Home | Command Reference | Run Example

ROLL_BETA Command

The ROLL_BETA command estimates how the relationship between two time series changes through time. Instead of fitting one regression coefficient over the full sample, it repeatedly estimates a beta over a moving window and plots the resulting coefficient as a time series.

Example

ROLL_BETA(logdiff(PAYEMS),logdiff(NOBNDIF066MSFRBPHI+100),30)

This example estimates a 30-month rolling beta between monthly payroll growth and the Philadelphia Fed New Orders diffusion index. The chart shows whether changes in regional manufacturing orders have had a stable relationship with national employment growth.

Syntax

ROLL_BETA(dependentSeries, explanatorySeries, window)

The first input is the dependent series. The second input is the explanatory series. The third input is the rolling window length. For monthly data, a window of 30 means each beta is estimated using the most recent 30 monthly observations.

How It Works

For each rolling window, the command estimates a simple regression:

dependentSeries = alpha + beta * explanatorySeries + error

The estimated beta is then stored at the end date of that window. As the window moves forward, the command creates a time series of rolling beta estimates.

Interpretation

A rolling beta helps determine whether a relationship is stable or regime-dependent. A stable relationship should produce beta values that remain mostly on one side of zero and move within a reasonable range.

Why Rolling Beta Matters

A full-sample regression can make a relationship appear stronger than it really is. A few unusual periods, such as recessions, financial crises, or pandemic shocks, can dominate the full-sample estimate.

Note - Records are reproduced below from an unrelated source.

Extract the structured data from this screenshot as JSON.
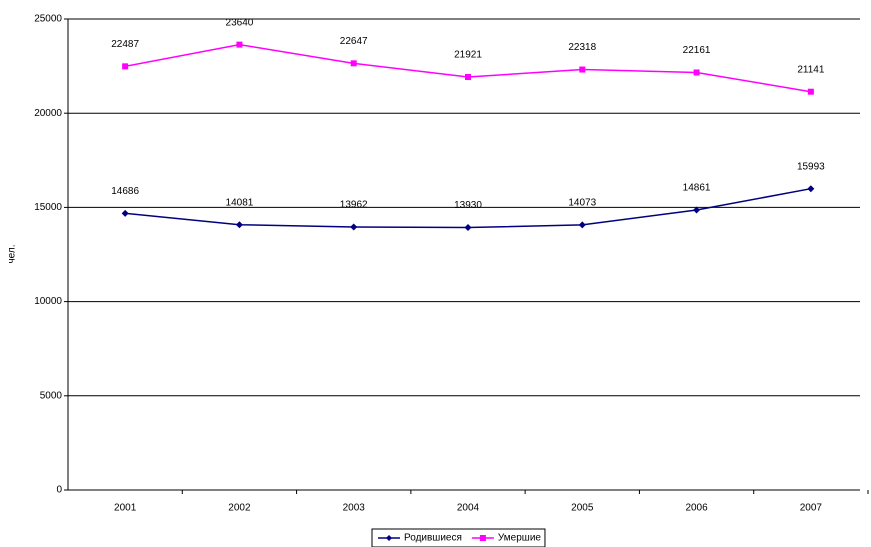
{
  "chart_data": {
    "type": "line",
    "ylabel": "чел.",
    "categories": [
      "2001",
      "2002",
      "2003",
      "2004",
      "2005",
      "2006",
      "2007"
    ],
    "series": [
      {
        "name": "Родившиеся",
        "color": "#000080",
        "values": [
          14686,
          14081,
          13962,
          13930,
          14073,
          14861,
          15993
        ]
      },
      {
        "name": "Умершие",
        "color": "#ff00ff",
        "values": [
          22487,
          23640,
          22647,
          21921,
          22318,
          22161,
          21141
        ]
      }
    ],
    "ylim": [
      0,
      25000
    ],
    "yticks": [
      0,
      5000,
      10000,
      15000,
      20000,
      25000
    ],
    "grid": true,
    "legend": "bottom"
  }
}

The ROLL_BETA command exposes this problem by showing whether the estimated coefficient is persistent through time. If the beta repeatedly changes sign or swings sharply, the relationship should not be treated as a stable forecasting rule.

Typical Use Cases

Example Interpretation

In the payroll and Philadelphia Fed New Orders example, a full-sample model may show a strong relationship. However, the rolling beta can reveal that the coefficient changes sign and varies sharply across time. That suggests the relationship is not stable enough to use as a standalone payroll forecasting model.

This makes ROLL_BETA useful as a diagnostic tool. It helps distinguish between a durable economic relationship and a regression result that is driven by temporary regimes or outliers.